Machine Learning in Games (part of exam 2/3) Flashcards
What applications for Reinforcement Learning are there in Games?
- Tic-Tac-Toe: MANACE (Michie 1963)
- Backgammon: TD-Gammon (Tesauro 1995)
- Chess: KnightCap (Baxter et al 2000)
Apart from in Games, in what other areas is Reinforcement Learning being applied?
- Elevator Dispatching
- Robot Control
- Job Scheduling
How did MENACE (Michie 1963) learn to play Tic-Tac-Toe?
287 matchboxes (one for each position in the game) and beads in nine different colors (one color per square) were used to represent the game and the symbols positions.
Every turn the matchbox of the current position was selected and one of the beads was randomly chosen. The bead would instruct where the next symbol was supposed to be placed.
If the game was lost, the beads that had been chosen over the course of the game, were eliminated from the setting (negative reinforcement).
If the game was a draw, the beads were put back into the matchboxes.
If the game was won, double of the same colored beads were put back into the matchboxes (positive reinforcement).
This results in an increased likelihood that a successful move will be tried again.
What is the Credit Assignment Problem and how can it be solved?
In games that use reinforcement learning, it isn’t until the end of the game that the learner knows if he has won or lost and he doesn’t know which move(s) are responsible for the win/loss (Delayed Reward).
This can be solved by rewarding/penalizing all moves of the game. Over many games this will lead to bad moves rarely receiving a positive feedback.
What were TD-Gammons improvements over MENACE?

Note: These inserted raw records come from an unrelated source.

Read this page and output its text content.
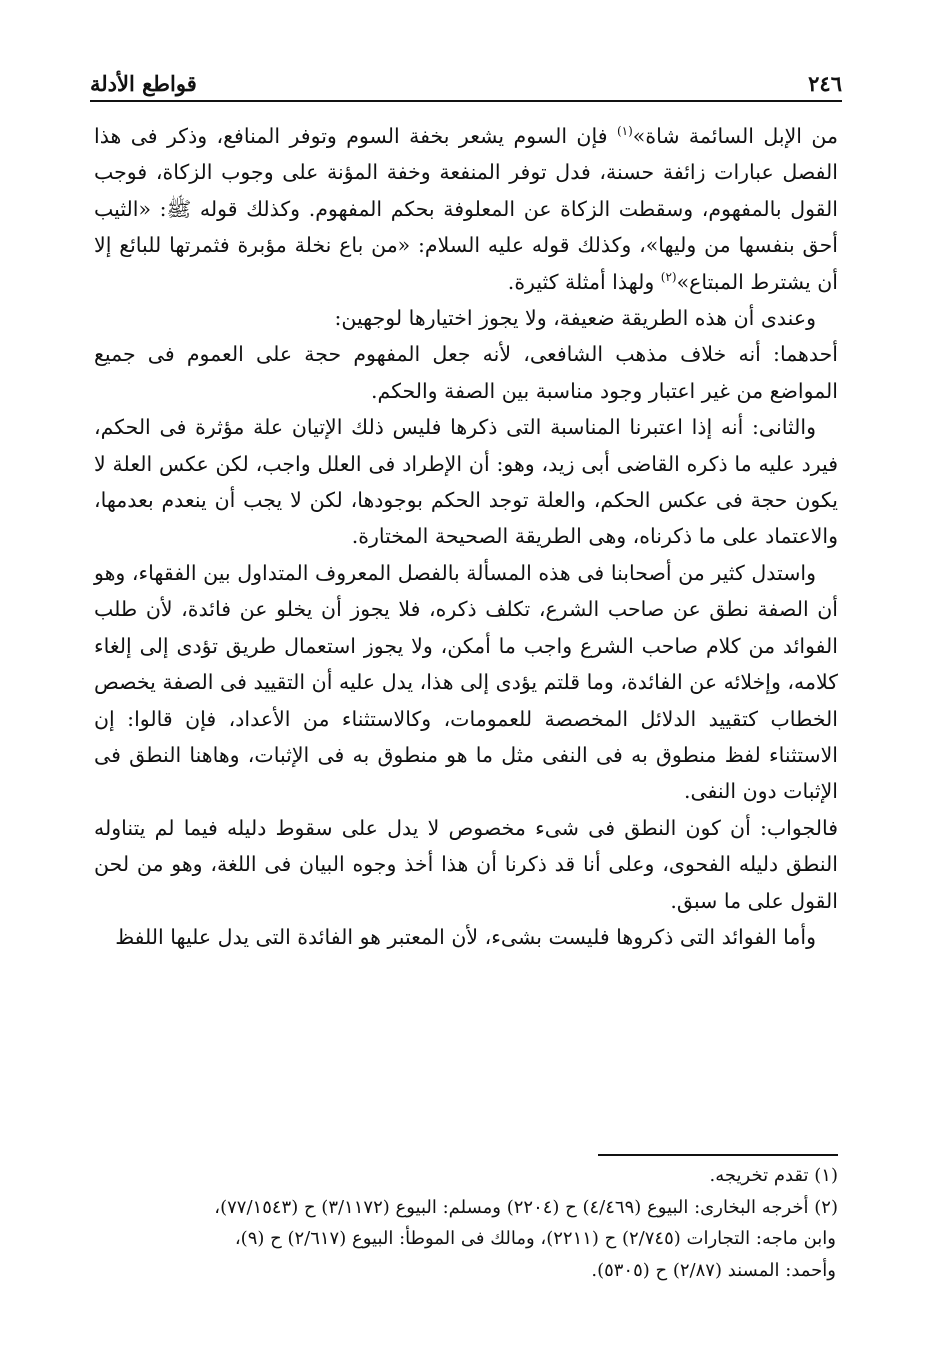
٢٤٦
قواطع الأدلة

من الإبل السائمة شاة»$^{(١)}$ فإن السوم يشعر بخفة السوم وتوفر المنافع، وذكر فى هذا الفصل عبارات زائفة حسنة، فدل توفر المنفعة وخفة المؤنة على وجوب الزكاة، فوجب القول بالمفهوم، وسقطت الزكاة عن المعلوفة بحكم المفهوم. وكذلك قوله ﷺ: «الثيب أحق بنفسها من وليها»، وكذلك قوله عليه السلام: «من باع نخلة مؤبرة فثمرتها للبائع إلا أن يشترط المبتاع»$^{(٢)}$ ولهذا أمثلة كثيرة.

وعندى أن هذه الطريقة ضعيفة، ولا يجوز اختيارها لوجهين:

أحدهما: أنه خلاف مذهب الشافعى، لأنه جعل المفهوم حجة على العموم فى جميع المواضع من غير اعتبار وجود مناسبة بين الصفة والحكم.

والثانى: أنه إذا اعتبرنا المناسبة التى ذكرها فليس ذلك الإتيان علة مؤثرة فى الحكم، فيرد عليه ما ذكره القاضى أبى زيد، وهو: أن الإطراد فى العلل واجب، لكن عكس العلة لا يكون حجة فى عكس الحكم، والعلة توجد الحكم بوجودها، لكن لا يجب أن ينعدم بعدمها، والاعتماد على ما ذكرناه، وهى الطريقة الصحيحة المختارة.

واستدل كثير من أصحابنا فى هذه المسألة بالفصل المعروف المتداول بين الفقهاء، وهو أن الصفة نطق عن صاحب الشرع، تكلف ذكره، فلا يجوز أن يخلو عن فائدة، لأن طلب الفوائد من كلام صاحب الشرع واجب ما أمكن، ولا يجوز استعمال طريق تؤدى إلى إلغاء كلامه، وإخلائه عن الفائدة، وما قلتم يؤدى إلى هذا، يدل عليه أن التقييد فى الصفة يخصص الخطاب كتقييد الدلائل المخصصة للعمومات، وكالاستثناء من الأعداد، فإن قالوا: إن الاستثناء لفظ منطوق به فى النفى مثل ما هو منطوق به فى الإثبات، وهاهنا النطق فى الإثبات دون النفى.

فالجواب: أن كون النطق فى شىء مخصوص لا يدل على سقوط دليله فيما لم يتناوله النطق دليله الفحوى، وعلى أنا قد ذكرنا أن هذا أخذ وجوه البيان فى اللغة، وهو من لحن القول على ما سبق.

وأما الفوائد التى ذكروها فليست بشىء، لأن المعتبر هو الفائدة التى يدل عليها اللفظ

(١) تقدم تخريجه.

(٢) أخرجه البخارى: البيوع (٤/٤٦٩) ح (٢٢٠٤) ومسلم: البيوع (٣/١١٧٢) ح (٧٧/١٥٤٣)،

وابن ماجه: التجارات (٢/٧٤٥) ح (٢٢١١)، ومالك فى الموطأ: البيوع (٢/٦١٧) ح (٩)،

وأحمد: المسند (٢/٨٧) ح (٥٣٠٥).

- faster convergence because of Temporal Difference Learning
- uses neural networks: allows generalization
- use of positional characteristics as features
What were KnightCaps improvements over TD-Gammon?
- integration of Temporal Difference Learning with deep searches
- self-play training was replaced with training by playing against various partners on the internet
Why is Minimax or Alpha-Beta not applicable to games of chance?

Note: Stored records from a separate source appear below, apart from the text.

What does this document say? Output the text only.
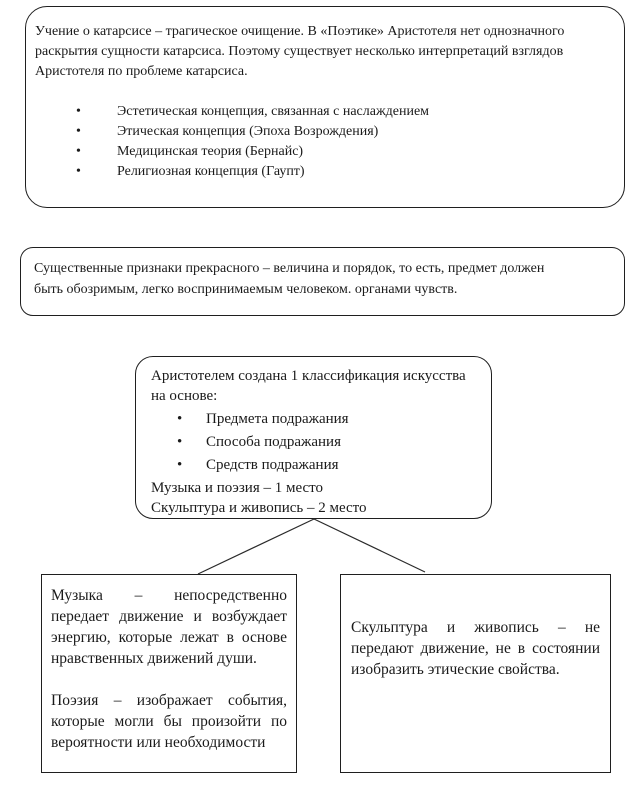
Учение о катарсисе – трагическое очищение. В «Поэтике» Аристотеля нет однозначного раскрытия сущности катарсиса. Поэтому существует несколько интерпретаций взглядов Аристотеля по проблеме катарсиса.

• Эстетическая концепция, связанная с наслаждением
• Этическая концепция (Эпоха Возрождения)
• Медицинская теория (Бернайс)
• Религиозная концепция (Гаупт)

Существенные признаки прекрасного – величина и порядок, то есть, предмет должен быть обозримым, легко воспринимаемым человеком. органами чувств.

Аристотелем создана 1 классификация искусства на основе:

• Предмета подражания
• Способа подражания
• Средств подражания

Музыка и поэзия – 1 место

Скульптура и живопись – 2 место

Музыка – непосредственно передает движение и возбуждает энергию, которые лежат в основе нравственных движений души.

Поэзия – изображает события, которые могли бы произойти по вероятности или необходимости

Скульптура и живопись – не передают движение, не в состоянии изобразить этические свойства.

The players can’t directly maximize their gains because they don’t know what the opponant’s chance-element will yield. They don’t know what moves the opponant can legally make until after they have finished their own move.

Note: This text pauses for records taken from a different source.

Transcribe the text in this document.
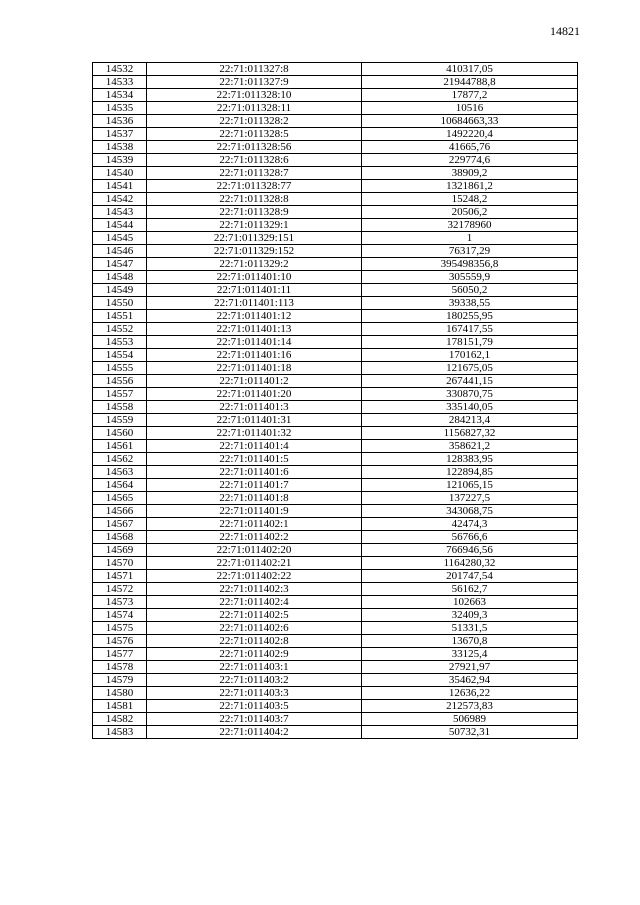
14821
14532	22:71:011327:8	410317,05
14533	22:71:011327:9	21944788,8
14534	22:71:011328:10	17877,2
14535	22:71:011328:11	10516
14536	22:71:011328:2	10684663,33
14537	22:71:011328:5	1492220,4
14538	22:71:011328:56	41665,76
14539	22:71:011328:6	229774,6
14540	22:71:011328:7	38909,2
14541	22:71:011328:77	1321861,2
14542	22:71:011328:8	15248,2
14543	22:71:011328:9	20506,2
14544	22:71:011329:1	32178960
14545	22:71:011329:151	1
14546	22:71:011329:152	76317,29
14547	22:71:011329:2	395498356,8
14548	22:71:011401:10	305559,9
14549	22:71:011401:11	56050,2
14550	22:71:011401:113	39338,55
14551	22:71:011401:12	180255,95
14552	22:71:011401:13	167417,55
14553	22:71:011401:14	178151,79
14554	22:71:011401:16	170162,1
14555	22:71:011401:18	121675,05
14556	22:71:011401:2	267441,15
14557	22:71:011401:20	330870,75
14558	22:71:011401:3	335140,05
14559	22:71:011401:31	284213,4
14560	22:71:011401:32	1156827,32
14561	22:71:011401:4	358621,2
14562	22:71:011401:5	128383,95
14563	22:71:011401:6	122894,85
14564	22:71:011401:7	121065,15
14565	22:71:011401:8	137227,5
14566	22:71:011401:9	343068,75
14567	22:71:011402:1	42474,3
14568	22:71:011402:2	56766,6
14569	22:71:011402:20	766946,56
14570	22:71:011402:21	1164280,32
14571	22:71:011402:22	201747,54
14572	22:71:011402:3	56162,7
14573	22:71:011402:4	102663
14574	22:71:011402:5	32409,3
14575	22:71:011402:6	51331,5
14576	22:71:011402:8	13670,8
14577	22:71:011402:9	33125,4
14578	22:71:011403:1	27921,97
14579	22:71:011403:2	35462,94
14580	22:71:011403:3	12636,22
14581	22:71:011403:5	212573,83
14582	22:71:011403:7	506989
14583	22:71:011404:2	50732,31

What search method is used for games of chance?
standard game trees extended with chance nodes
In games of chance, what is the expected value and how is it calculated?
At each chance node an average of the expected value of the chance-element is calculated.
expected value (n) = sum of (probability P * outcome)
example: roll of a die
* every outcome has a chance of 1/6 –> probability P
* the number you roll –> outcome
so the expected value of a dice roll would be:
1/6 * 1 + 1/6 * 2 + 1/6 * 3 + 1/6 * 4 + 1/6 * 5 + 1/6 * 6 = 3.5
In games of chance, how can the expected value be calculated if the exact probability of the outcomes is not known?
Then the computation of the expected value is replaced with the average outcome over a large number of random games.
The more random games are played, the better the approximation of the value.
What is Simulation Search?
When the complete tree is not searchable, it’s possible to limit the breadth of the search tree: Only a few samples are searched but those are searched to the full depth.
What are some examples of Simulation Search in games?
- roll-out analysis in Backgammon: play a large number of games from the same position, each game has a different dice roll
- Scrabble: draw fro the bag of remaining tiles, put the tiles back in, draw again. repeat until you’ve reached a big enough sample size.
In a Simulation Search, what is an Algorithm Sketch?
Estimate the expected value of each move by counting the number of wins in a series of completed games.
What is the Monte-Carlo Search?
It’s an extreme case of Simulation Search, where a lot of games are played completely randomly. Both players choose their moves randomly, then the average score of these games is calculated.
After the training phase, the machine makes the moves that have the highest average scores.
True or False: the Monte-Carlo Search can’t be used in deterministic games, only in games of chance.
False. It has been used with some success in GO.